# implicit differentiation

• Oct 16th 2012, 01:13 PM
kingsolomonsgrave
implicit differentiation
I have a question about implicit differentiation.

In the case of differentiating the expression x^3+y^3=6xy the right hand side becomes 6xy'+6y where y is regarded as a function of x.

using the product rule $\displaystyle f'g+g'f$

$\displaystyle f = 6x$

$\displaystyle g = y$

then

$\displaystyle (6x)' y + 6y'$

so I get $\displaystyle 6y+6y'$

which is wrong.

Why is the right hand side equal to $\displaystyle 6xy'+6y$?

I (think) I know the key is that y is a function of x but somehow its not clicking as to why the answer is as it is.
• Oct 16th 2012, 01:52 PM
TheEmptySet
Re: implicit differentiation
Quote:

Originally Posted by kingsolomonsgrave
I have a question about implicit differentiation.

In the case of differentiating the expression x^3+y^3=6xy the right hand side becomes 6xy'+6y where y is regarded as a function of x.

using the product rule $\displaystyle f'g+g'f$

$\displaystyle f = 6x$

$\displaystyle g = y$

then

$\displaystyle (6x)' y + 6y'$

so I get $\displaystyle 6y+6y'$

which is wrong.

Why is the right hand side equal to $\displaystyle 6xy'+6y$?

I (think) I know the key is that y is a function of x but somehow its not clicking as to why the answer is as it is.

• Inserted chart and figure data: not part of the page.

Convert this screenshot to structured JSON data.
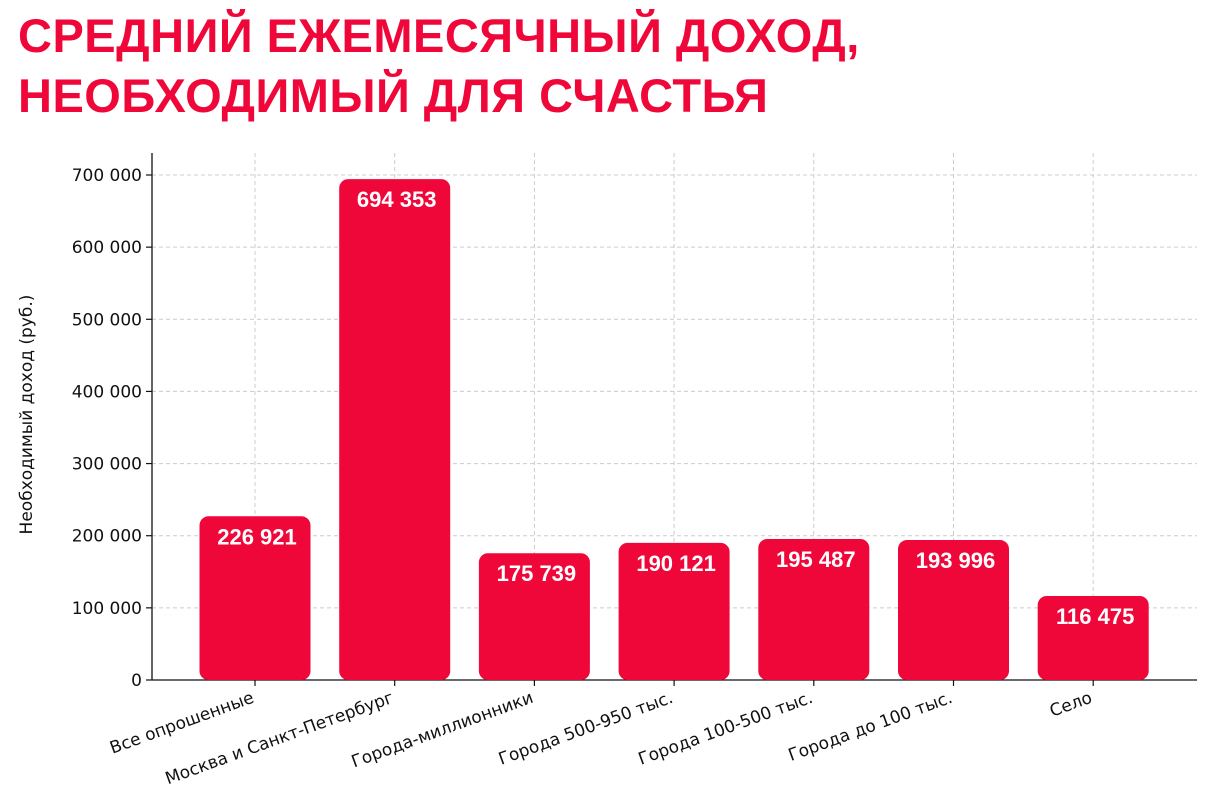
{
  "title": "СРЕДНИЙ ЕЖЕМЕСЯЧНЫЙ ДОХОД,\nНЕОБХОДИМЫЙ ДЛЯ СЧАСТЬЯ",
  "chart_data": {
    "type": "bar",
    "categories": [
      "Все опрошенные",
      "Москва и Санкт-Петербург",
      "Города-миллионники",
      "Города 500-950 тыс.",
      "Города 100-500 тыс.",
      "Города до 100 тыс.",
      "Село"
    ],
    "values": [
      226921,
      694353,
      175739,
      190121,
      195487,
      193996,
      116475
    ],
    "value_labels": [
      "226 921",
      "694 353",
      "175 739",
      "190 121",
      "195 487",
      "193 996",
      "116 475"
    ],
    "ylabel": "Необходимый доход (руб.)",
    "xlabel": "",
    "ylim": [
      0,
      700000
    ],
    "yticks": [
      0,
      100000,
      200000,
      300000,
      400000,
      500000,
      600000,
      700000
    ],
    "ytick_labels": [
      "0",
      "100 000",
      "200 000",
      "300 000",
      "400 000",
      "500 000",
      "600 000",
      "700 000"
    ],
    "grid": true,
    "bar_color": "#f0073a",
    "grid_color": "#cccccc"
  }
}
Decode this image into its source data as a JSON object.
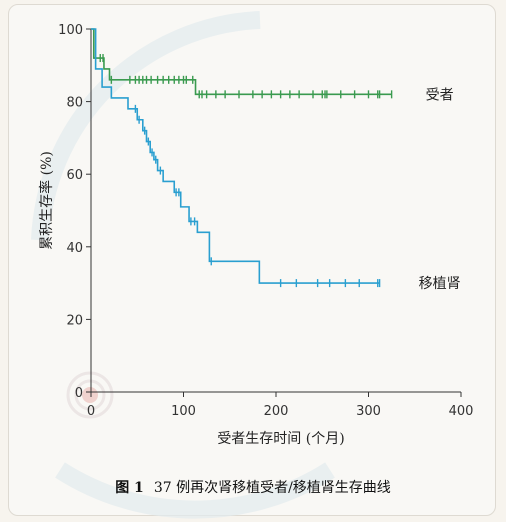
{
  "caption": {
    "figure_label": "图 1",
    "text": "37 例再次肾移植受者/移植肾生存曲线"
  },
  "colors": {
    "recipient": "#3a9a4f",
    "graft": "#2a9fd0",
    "axis": "#333333",
    "watermark": "#dfe9ec"
  },
  "chart_data": {
    "type": "line",
    "step": true,
    "xlabel": "受者生存时间 (个月)",
    "ylabel": "累积生存率 (%)",
    "xlim": [
      0,
      400
    ],
    "ylim": [
      0,
      100
    ],
    "xticks": [
      0,
      100,
      200,
      300,
      400
    ],
    "yticks": [
      0,
      20,
      40,
      60,
      80,
      100
    ],
    "grid": false,
    "legend": "labels at line ends (right)",
    "series": [
      {
        "name": "受者",
        "color": "#3a9a4f",
        "steps": [
          [
            0,
            100
          ],
          [
            3,
            92
          ],
          [
            14,
            89
          ],
          [
            20,
            86
          ],
          [
            113,
            82
          ],
          [
            325,
            82
          ]
        ],
        "censored": [
          10,
          13,
          22,
          42,
          48,
          52,
          56,
          60,
          65,
          72,
          78,
          84,
          90,
          95,
          100,
          103,
          110,
          117,
          120,
          125,
          135,
          145,
          160,
          175,
          185,
          195,
          205,
          215,
          225,
          240,
          250,
          253,
          255,
          270,
          285,
          300,
          310,
          312,
          325
        ]
      },
      {
        "name": "移植肾",
        "color": "#2a9fd0",
        "steps": [
          [
            0,
            100
          ],
          [
            5,
            89
          ],
          [
            12,
            84
          ],
          [
            22,
            81
          ],
          [
            40,
            78
          ],
          [
            50,
            75
          ],
          [
            56,
            72
          ],
          [
            60,
            69
          ],
          [
            64,
            66
          ],
          [
            68,
            64
          ],
          [
            72,
            61
          ],
          [
            78,
            58
          ],
          [
            90,
            55
          ],
          [
            97,
            51
          ],
          [
            106,
            47
          ],
          [
            115,
            44
          ],
          [
            128,
            36
          ],
          [
            182,
            30
          ],
          [
            312,
            30
          ]
        ],
        "censored": [
          48,
          52,
          58,
          62,
          66,
          70,
          75,
          92,
          95,
          108,
          112,
          130,
          205,
          222,
          245,
          258,
          275,
          290,
          310,
          312
        ]
      }
    ]
  }
}
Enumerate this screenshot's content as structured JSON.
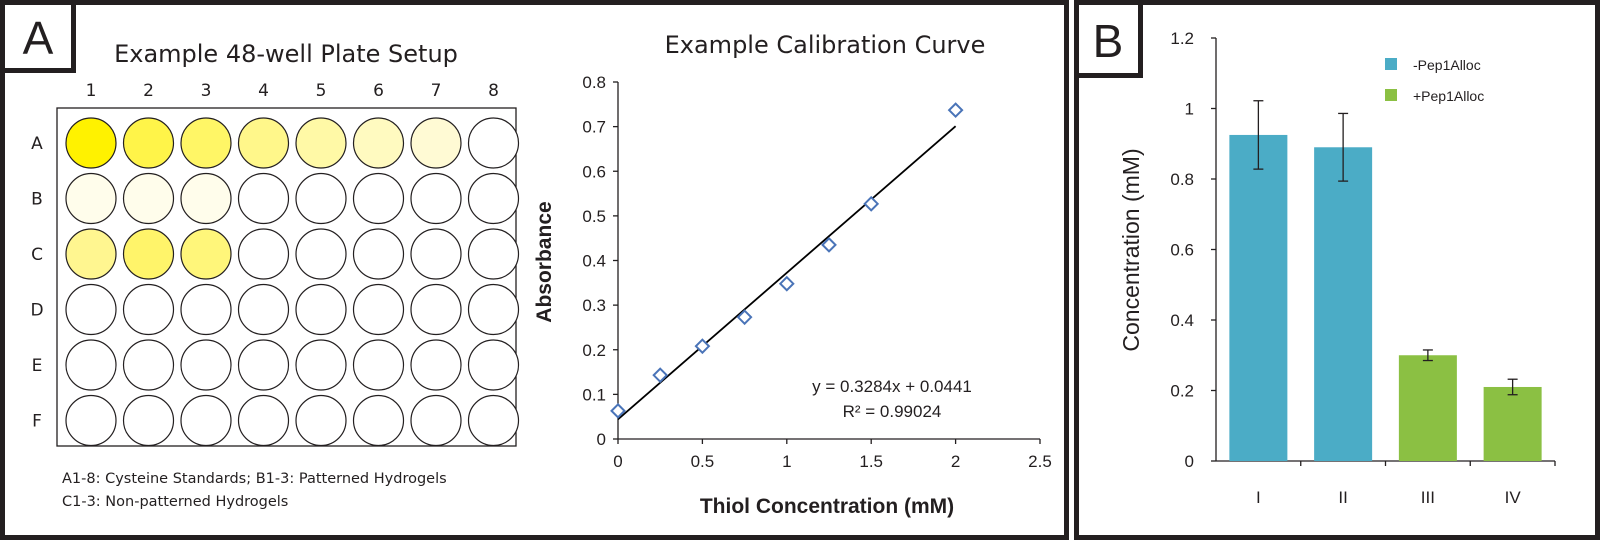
{
  "panel_a": {
    "letter": "A",
    "plate": {
      "title": "Example 48-well Plate Setup",
      "columns": [
        "1",
        "2",
        "3",
        "4",
        "5",
        "6",
        "7",
        "8"
      ],
      "rows": [
        "A",
        "B",
        "C",
        "D",
        "E",
        "F"
      ],
      "well_colors": [
        [
          "#fff200",
          "#fff449",
          "#fff666",
          "#fff78a",
          "#fff9a6",
          "#fffac0",
          "#fffad4",
          "#ffffff"
        ],
        [
          "#fffdeb",
          "#fffdeb",
          "#fffdeb",
          "#ffffff",
          "#ffffff",
          "#ffffff",
          "#ffffff",
          "#ffffff"
        ],
        [
          "#fff690",
          "#fff46a",
          "#fff67a",
          "#ffffff",
          "#ffffff",
          "#ffffff",
          "#ffffff",
          "#ffffff"
        ],
        [
          "#ffffff",
          "#ffffff",
          "#ffffff",
          "#ffffff",
          "#ffffff",
          "#ffffff",
          "#ffffff",
          "#ffffff"
        ],
        [
          "#ffffff",
          "#ffffff",
          "#ffffff",
          "#ffffff",
          "#ffffff",
          "#ffffff",
          "#ffffff",
          "#ffffff"
        ],
        [
          "#ffffff",
          "#ffffff",
          "#ffffff",
          "#ffffff",
          "#ffffff",
          "#ffffff",
          "#ffffff",
          "#ffffff"
        ]
      ],
      "note_line1": "A1-8: Cysteine Standards; B1-3: Patterned Hydrogels",
      "note_line2": "C1-3: Non-patterned Hydrogels"
    }
  },
  "panel_b": {
    "letter": "B"
  },
  "chart_data": [
    {
      "type": "scatter",
      "title": "Example Calibration Curve",
      "xlabel": "Thiol Concentration (mM)",
      "ylabel": "Absorbance",
      "xlim": [
        0,
        2.5
      ],
      "ylim": [
        0,
        0.8
      ],
      "xticks": [
        "0",
        "0.5",
        "1",
        "1.5",
        "2",
        "2.5"
      ],
      "yticks": [
        "0",
        "0.1",
        "0.2",
        "0.3",
        "0.4",
        "0.5",
        "0.6",
        "0.7",
        "0.8"
      ],
      "x": [
        0,
        0.25,
        0.5,
        0.75,
        1.0,
        1.25,
        1.5,
        2.0
      ],
      "y": [
        0.063,
        0.143,
        0.208,
        0.273,
        0.348,
        0.435,
        0.527,
        0.737
      ],
      "trendline": {
        "slope": 0.3284,
        "intercept": 0.0441,
        "x_range": [
          0,
          2
        ]
      },
      "equation": "y = 0.3284x + 0.0441",
      "r_squared": "R² = 0.99024",
      "marker_color": "#4a74b8"
    },
    {
      "type": "bar",
      "categories": [
        "I",
        "II",
        "III",
        "IV"
      ],
      "values": [
        0.925,
        0.89,
        0.3,
        0.21
      ],
      "errors": [
        0.097,
        0.096,
        0.015,
        0.022
      ],
      "bar_colors": [
        "#4bacc6",
        "#4bacc6",
        "#8bc043",
        "#8bc043"
      ],
      "ylabel": "Concentration (mM)",
      "ylim": [
        0,
        1.2
      ],
      "yticks": [
        "0",
        "0.2",
        "0.4",
        "0.6",
        "0.8",
        "1",
        "1.2"
      ],
      "legend": [
        {
          "label": "-Pep1Alloc",
          "color": "#4bacc6"
        },
        {
          "label": "+Pep1Alloc",
          "color": "#8bc043"
        }
      ],
      "legend_position": "top-right"
    }
  ]
}
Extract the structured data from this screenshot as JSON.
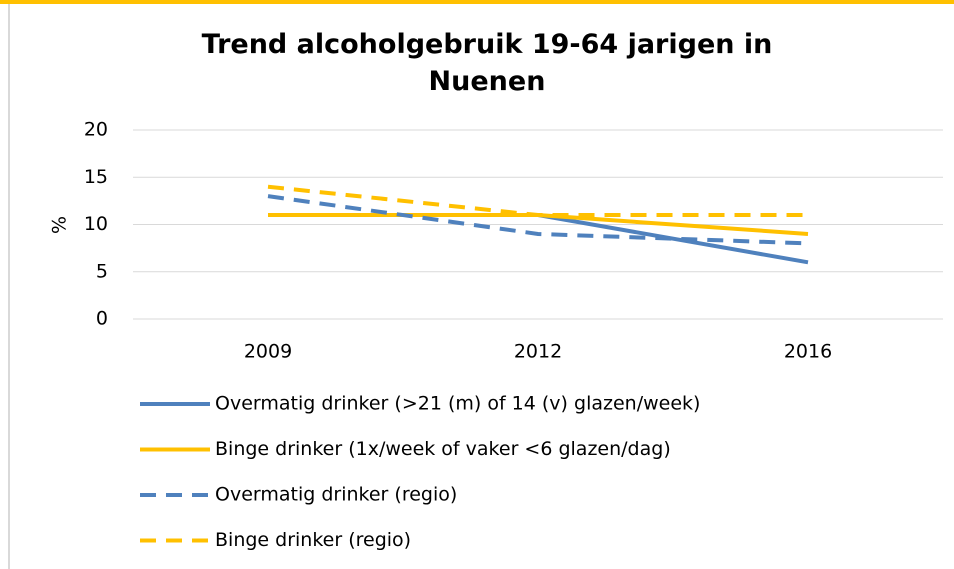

You differentated f is both parts of your product rule

It should be

$\displaystyle f(x)=6x \implies f'(x)=6 \quad g(x)=y \implies g'(x)=y'$

So

$\displaystyle \frac{d}{dx}(fg)=f'g+fg'=6y+(6x)y'$
• Oct 17th 2012, 06:01 AM
kingsolomonsgrave
Re: implicit differentiation
thank you! I wrote my prof and he just wrote back - it should be 6y+6xy'

I was like....yes, we know this, it's in the text book....talk about not helpful.

This forum (and the helpful math experts that populate it) save my life.

thanks again